数年前のことになりますが、受験を終えてご挨拶に来たある女の子のお母さまの言葉で、とても印象に残っているものがあります。

「我が家の受験は、全てイメージトレーニングでした。」

その女の子は、都内の女子校を第一志望にしていました。
日能研に通い始めて早い時期から学校を見て回っていました。
4年生が終わる頃には、本人の中に漠然と 「この学校に行きたい」 と思える学校があったそうです。
最初は、本人になぜこの学校がよいか聞いても、「なんか、ここいいかも」しか言葉にならず…
我が子が6年間通う場所として、大事な我が子の6年間を託す学校として、子どもの直感ともいえる (直観としかいえない) この言葉を、どこまで信じてよいのか不安だったそうです。

その後も5年生の春・秋の説明会、オープンスクールなど、
何度も足を運んでみて、「私の/我が家の第一志望はこの学校」 と、家族全員が納得して決めたそうです。

そうやって “憧れの学校” と出会い、「私が中学高校を過ごす場所はここ」 と決めた彼女。

6年生の秋になり、いよいよ忙しい時期になりました。
6年生は夏休み明けから、通常授業のふり返りの他に、それぞれが目指す学校の過去問に取り組んだり、その学校を目指すにあたって必要な力をつけるための学習、つまり、科目担当の先生と相談しながら、個人別の課題にも取り組みます。
まさに時間との戦いです。
そんな10月のとある土曜日、その学校のオープンスクールが行われる日のこと。彼女は朝起きてくるなり、

「お母さん、オープンスクールに、私も連れて行って!」

お母様は、「え?この忙しい時に?塾の授業をやすんでまで?あなたは何度も行っているんだから行く必要ないんじゃないの?」 と返したそうです。

それに対して彼女は、
「いよいよ受験が近づいてきた。私はこの学校で入学試験を受けるんだ。そして、4月からはこの学校で過ごすんだ、というイメージトレーニングがしたいんだ。」

その後もよくよく本人と話をすると、5年生の秋以降、本人はその憧れの学校に足を運んでいなかったことに気づきました。(学年が上がるにつれ塾が忙しくなるので、親御さんだけで学校訪問していたようです。)
今回も父と母だけで “我が子が6年間を過ごす場所の、最後の確認” をする予定であったところ、本人も一緒に行ったそうです。

帰ってきた彼女の顔。それはそれは活き活きとして、やること山積みでの疲れや、過去問が思うようにできずに悩んでいた気持ちも吹っ飛んでいたとのこと。

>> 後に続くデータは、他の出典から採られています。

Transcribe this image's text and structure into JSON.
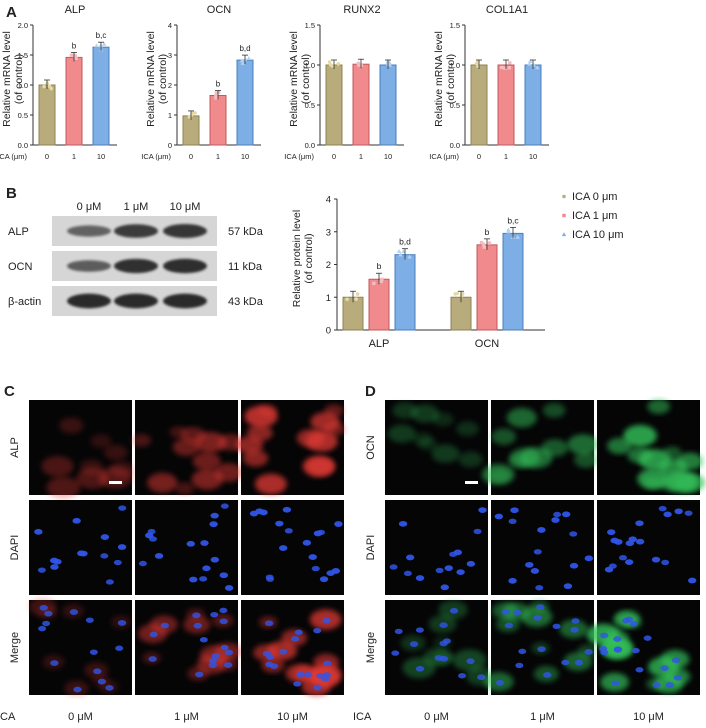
{
  "figure": {
    "panels": {
      "A": "A",
      "B": "B",
      "C": "C",
      "D": "D"
    },
    "colors": {
      "ica_0": "#b8ac7c",
      "ica_1": "#f08a8d",
      "ica_10": "#7eaee6",
      "red_stain": "#e23a34",
      "green_stain": "#35c45c",
      "blue_stain": "#2f55e8"
    },
    "ica_axis_label": "ICA (μm)",
    "ica_axis_values": [
      "0",
      "1",
      "10"
    ]
  },
  "chart_data": [
    {
      "type": "bar",
      "title": "ALP",
      "ylabel": "Relative mRNA level\n(of control)",
      "xlabel": "ICA (μm)",
      "categories": [
        "0",
        "1",
        "10"
      ],
      "values": [
        1.0,
        1.46,
        1.63
      ],
      "ylim": [
        0,
        2.0
      ],
      "yticks": [
        "0.0",
        "0.5",
        "1.0",
        "1.5",
        "2.0"
      ],
      "annotations": [
        "",
        "b",
        "b,c"
      ]
    },
    {
      "type": "bar",
      "title": "OCN",
      "ylabel": "Relative mRNA level\n(of control)",
      "xlabel": "ICA (μm)",
      "categories": [
        "0",
        "1",
        "10"
      ],
      "values": [
        0.97,
        1.65,
        2.83
      ],
      "ylim": [
        0,
        4
      ],
      "yticks": [
        "0",
        "1",
        "2",
        "3",
        "4"
      ],
      "annotations": [
        "",
        "b",
        "b,d"
      ]
    },
    {
      "type": "bar",
      "title": "RUNX2",
      "ylabel": "Relative mRNA level\n(of control)",
      "xlabel": "ICA (μm)",
      "categories": [
        "0",
        "1",
        "10"
      ],
      "values": [
        1.0,
        1.01,
        1.0
      ],
      "ylim": [
        0,
        1.5
      ],
      "yticks": [
        "0.0",
        "0.5",
        "1.0",
        "1.5"
      ],
      "annotations": [
        "",
        "",
        ""
      ]
    },
    {
      "type": "bar",
      "title": "COL1A1",
      "ylabel": "Relative mRNA level\n(of control)",
      "xlabel": "ICA (μm)",
      "categories": [
        "0",
        "1",
        "10"
      ],
      "values": [
        1.0,
        1.0,
        1.0
      ],
      "ylim": [
        0,
        1.5
      ],
      "yticks": [
        "0.0",
        "0.5",
        "1.0",
        "1.5"
      ],
      "annotations": [
        "",
        "",
        ""
      ]
    },
    {
      "type": "bar",
      "title": "",
      "ylabel": "Relative protein level\n(of control)",
      "xlabel": "",
      "categories": [
        "ALP",
        "OCN"
      ],
      "ylim": [
        0,
        4
      ],
      "yticks": [
        "0",
        "1",
        "2",
        "3",
        "4"
      ],
      "series": [
        {
          "name": "ICA 0 μm",
          "values": [
            1.0,
            1.0
          ]
        },
        {
          "name": "ICA 1 μm",
          "values": [
            1.55,
            2.6
          ]
        },
        {
          "name": "ICA 10 μm",
          "values": [
            2.3,
            2.95
          ]
        }
      ],
      "annotations": [
        [
          "",
          "b",
          "b,d"
        ],
        [
          "",
          "b",
          "b,c"
        ]
      ],
      "legend": "right"
    }
  ],
  "western_blot": {
    "lanes": [
      "0 μM",
      "1 μM",
      "10 μM"
    ],
    "rows": [
      {
        "label": "ALP",
        "kda": "57 kDa",
        "intensity": [
          0.45,
          0.8,
          0.85
        ]
      },
      {
        "label": "OCN",
        "kda": "11 kDa",
        "intensity": [
          0.5,
          0.9,
          0.92
        ]
      },
      {
        "label": "β-actin",
        "kda": "43 kDa",
        "intensity": [
          0.95,
          0.95,
          0.95
        ]
      }
    ]
  },
  "micrographs": {
    "C": {
      "rows": [
        "ALP",
        "DAPI",
        "Merge"
      ],
      "columns": [
        "0 μM",
        "1 μM",
        "10 μM"
      ],
      "ica_label": "ICA"
    },
    "D": {
      "rows": [
        "OCN",
        "DAPI",
        "Merge"
      ],
      "columns": [
        "0 μM",
        "1 μM",
        "10 μM"
      ],
      "ica_label": "ICA"
    }
  }
}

10月のオープンスクール参加以降も、思うような結果が出ない時、直前の緊張感に押しつぶされそうになった時、そして何より入試当日。
「私は今あの学校に通うためにがんばっている。4月になったら、あの学校の制服を着て、あの学校でこんなふうに過ごしている」
あのオープンスクールで “ イメージトレーニング ” したことを思い出し、気を奮い立たせたとのこと。

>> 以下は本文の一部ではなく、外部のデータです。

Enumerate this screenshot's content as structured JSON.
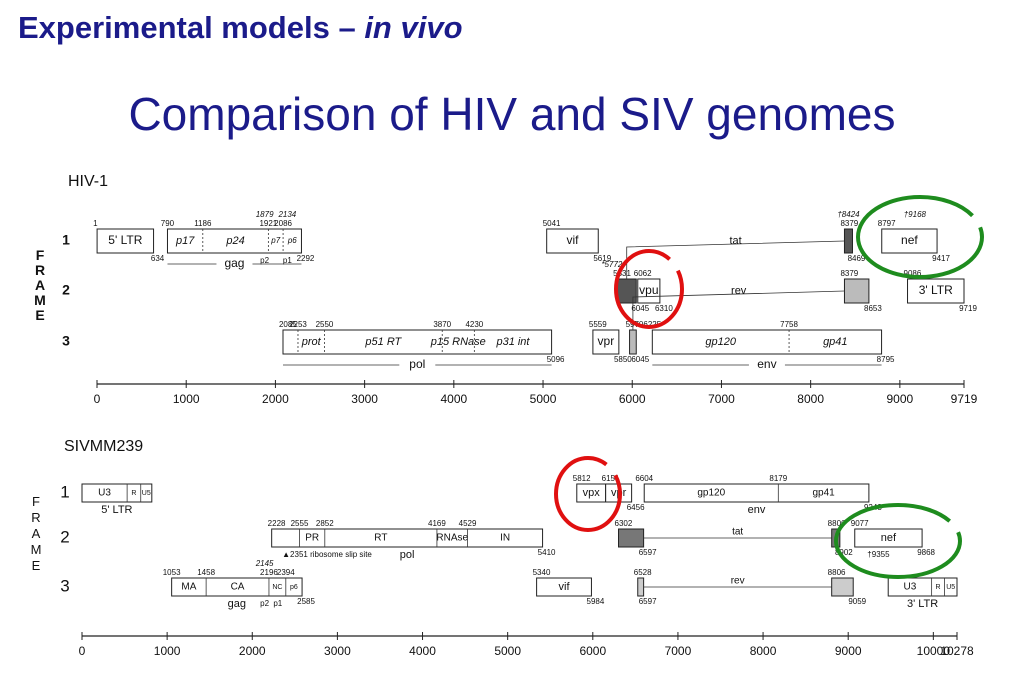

「あのイメージトレーニングのおかげで私は受かった」 (本人談)
ちなみにそれを聞いたお母様。「実は私も…」 と。
何度も説明会や行事で学校に足を運びましたが、今度は、学校説明会ではなく、この子が晴れて入学することができたら、保護者会やPTA活動でこの学校に足を運ぶんだということをイメージして、辛い時を乗り越えてきたそうです。


このご家庭の場合は “ イメージトレーニング ” という言葉を使っていましたが、

『 強い憧れの気持ちをてる学校を見つける 』
(なんとなくいいからという漠然とした理由、また学校名や偏差値で決めるのでなく)
『 その強い憧れの気持ちを持ち続けること 』
(周りの大人は本人のその気持ちを尊重し、持ち続けられるよう応援すること)

これが偏差値を越えた合格につながる、大事なことだと改めて感じた出来事でした。
今日も、明日以降も入試は続きます。
受験生の皆さん、『 憧れの学校 』 はもうすぐそこです。気持ちを込めて答案を埋めてきましょう!